Scams happen when criminals deceive people to steal their money or personal information.

Scams can happen to anyone, and small businesses are often targeted through fake investment opportunities, invoices and ads. Scammers also impersonate real small businesses to defraud them and their customers. While scammers are sophisticated criminals, there are some simple steps you can take to protect your business and stay safe.

On this page

Common scams to watch out for

The more your small business knows about how scammers work, the easier it is to spot the warning signs.

Investment

If you’re looking to make money through investing, be careful. Small businesses lose more money to investment scams than any other type of scam.
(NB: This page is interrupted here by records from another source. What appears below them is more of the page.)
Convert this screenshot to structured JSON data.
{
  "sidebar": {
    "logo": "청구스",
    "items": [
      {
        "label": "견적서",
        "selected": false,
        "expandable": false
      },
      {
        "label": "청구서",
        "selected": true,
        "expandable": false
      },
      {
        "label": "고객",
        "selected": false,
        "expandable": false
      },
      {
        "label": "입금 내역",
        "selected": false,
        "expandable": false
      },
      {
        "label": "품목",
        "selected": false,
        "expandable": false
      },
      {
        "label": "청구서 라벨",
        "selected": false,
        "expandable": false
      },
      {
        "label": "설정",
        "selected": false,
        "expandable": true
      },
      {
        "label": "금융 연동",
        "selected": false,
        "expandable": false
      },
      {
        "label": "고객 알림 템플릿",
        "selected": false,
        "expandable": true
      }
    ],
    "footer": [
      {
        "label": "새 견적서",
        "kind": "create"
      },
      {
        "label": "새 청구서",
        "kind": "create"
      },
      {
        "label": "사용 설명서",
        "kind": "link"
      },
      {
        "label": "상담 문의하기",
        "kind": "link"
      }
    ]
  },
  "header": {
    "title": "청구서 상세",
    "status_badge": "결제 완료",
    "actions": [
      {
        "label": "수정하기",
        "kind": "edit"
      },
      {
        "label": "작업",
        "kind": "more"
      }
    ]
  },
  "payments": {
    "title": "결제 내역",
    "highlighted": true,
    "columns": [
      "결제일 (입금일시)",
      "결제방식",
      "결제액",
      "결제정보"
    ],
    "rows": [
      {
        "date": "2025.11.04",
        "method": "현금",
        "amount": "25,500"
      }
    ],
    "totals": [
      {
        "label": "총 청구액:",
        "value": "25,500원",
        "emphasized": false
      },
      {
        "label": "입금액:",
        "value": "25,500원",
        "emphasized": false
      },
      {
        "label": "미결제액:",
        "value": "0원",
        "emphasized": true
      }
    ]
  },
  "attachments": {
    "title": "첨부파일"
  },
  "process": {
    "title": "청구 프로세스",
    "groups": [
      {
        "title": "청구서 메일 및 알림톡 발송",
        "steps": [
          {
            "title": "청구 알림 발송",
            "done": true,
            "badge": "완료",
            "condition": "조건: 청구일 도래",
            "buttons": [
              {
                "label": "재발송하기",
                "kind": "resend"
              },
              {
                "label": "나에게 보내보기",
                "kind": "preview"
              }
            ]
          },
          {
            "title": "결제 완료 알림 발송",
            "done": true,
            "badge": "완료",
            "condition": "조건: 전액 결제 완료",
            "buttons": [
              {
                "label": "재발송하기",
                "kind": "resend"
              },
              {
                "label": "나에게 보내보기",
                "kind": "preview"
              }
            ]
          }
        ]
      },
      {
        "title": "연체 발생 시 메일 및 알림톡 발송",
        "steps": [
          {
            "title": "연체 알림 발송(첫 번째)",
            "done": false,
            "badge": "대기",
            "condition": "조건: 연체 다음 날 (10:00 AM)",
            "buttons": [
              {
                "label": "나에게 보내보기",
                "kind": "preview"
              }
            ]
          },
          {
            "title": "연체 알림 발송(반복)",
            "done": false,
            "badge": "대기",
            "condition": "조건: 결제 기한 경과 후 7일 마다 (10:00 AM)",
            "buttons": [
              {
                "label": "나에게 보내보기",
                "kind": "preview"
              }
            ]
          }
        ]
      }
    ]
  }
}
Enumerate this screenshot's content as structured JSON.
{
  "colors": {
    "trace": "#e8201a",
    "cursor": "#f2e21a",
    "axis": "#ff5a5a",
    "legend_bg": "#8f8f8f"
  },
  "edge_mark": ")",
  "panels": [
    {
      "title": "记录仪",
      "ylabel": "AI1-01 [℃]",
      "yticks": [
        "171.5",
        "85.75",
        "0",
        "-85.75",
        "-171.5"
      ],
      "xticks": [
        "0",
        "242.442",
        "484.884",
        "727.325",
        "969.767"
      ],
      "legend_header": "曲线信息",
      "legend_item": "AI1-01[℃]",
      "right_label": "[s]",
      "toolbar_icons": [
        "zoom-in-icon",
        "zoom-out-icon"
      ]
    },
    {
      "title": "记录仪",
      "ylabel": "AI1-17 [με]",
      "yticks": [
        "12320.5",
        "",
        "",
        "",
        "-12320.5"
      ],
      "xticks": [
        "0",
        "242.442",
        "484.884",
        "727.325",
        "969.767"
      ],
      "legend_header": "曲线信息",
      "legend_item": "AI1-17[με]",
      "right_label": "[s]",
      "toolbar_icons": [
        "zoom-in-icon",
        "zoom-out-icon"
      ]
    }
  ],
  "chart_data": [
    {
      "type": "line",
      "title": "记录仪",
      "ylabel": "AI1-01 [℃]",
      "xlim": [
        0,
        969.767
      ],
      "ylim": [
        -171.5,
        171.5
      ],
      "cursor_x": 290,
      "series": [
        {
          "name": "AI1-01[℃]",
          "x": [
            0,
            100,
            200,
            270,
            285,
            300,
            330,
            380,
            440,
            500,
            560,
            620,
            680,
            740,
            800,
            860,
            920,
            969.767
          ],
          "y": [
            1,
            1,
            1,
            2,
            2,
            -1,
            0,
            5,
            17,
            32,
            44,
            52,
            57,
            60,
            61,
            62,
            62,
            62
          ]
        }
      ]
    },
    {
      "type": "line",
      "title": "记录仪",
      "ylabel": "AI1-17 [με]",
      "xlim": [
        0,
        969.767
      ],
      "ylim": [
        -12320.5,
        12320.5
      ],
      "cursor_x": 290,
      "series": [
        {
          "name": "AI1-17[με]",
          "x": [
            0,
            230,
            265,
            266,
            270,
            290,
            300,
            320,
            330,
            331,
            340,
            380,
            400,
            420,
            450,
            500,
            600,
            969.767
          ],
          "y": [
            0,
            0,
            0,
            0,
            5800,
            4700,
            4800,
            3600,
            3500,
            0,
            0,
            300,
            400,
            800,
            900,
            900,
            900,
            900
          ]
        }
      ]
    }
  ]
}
Scammers create all kinds of fake investment opportunities. They can use websites, advertisements and financial documents. They can even set up fake investment platforms that look and function like real trading apps, showing fake market data and profit growth. They look legitimate, even to experienced investors.

Learn more about investment scams.

You can also visit the Moneysmart website for more information on investment scams.

Business email compromise

In a business email compromise scam, a scammer pretends to be a business or person you know via email and asks you to pay money to an account they control. Small businesses are often targeted with emails that include:

  • an invoice you were expecting from a client or supplier, but with altered payee and contact details
  • a request to transfer a large sum of money out of the business’ accounts, claiming to be from the owner or senior staff.

Learn more about business email compromise scams.

Learn how small businesses can protect against business email compromise scams on the Australian Signals Directorate’s Australian Cyber Security Centre website.

Buying and selling

Scammers pretend to buy or sell products and services to steal your money. They use fake websites, ads and reviews and create profiles on real retailer sites.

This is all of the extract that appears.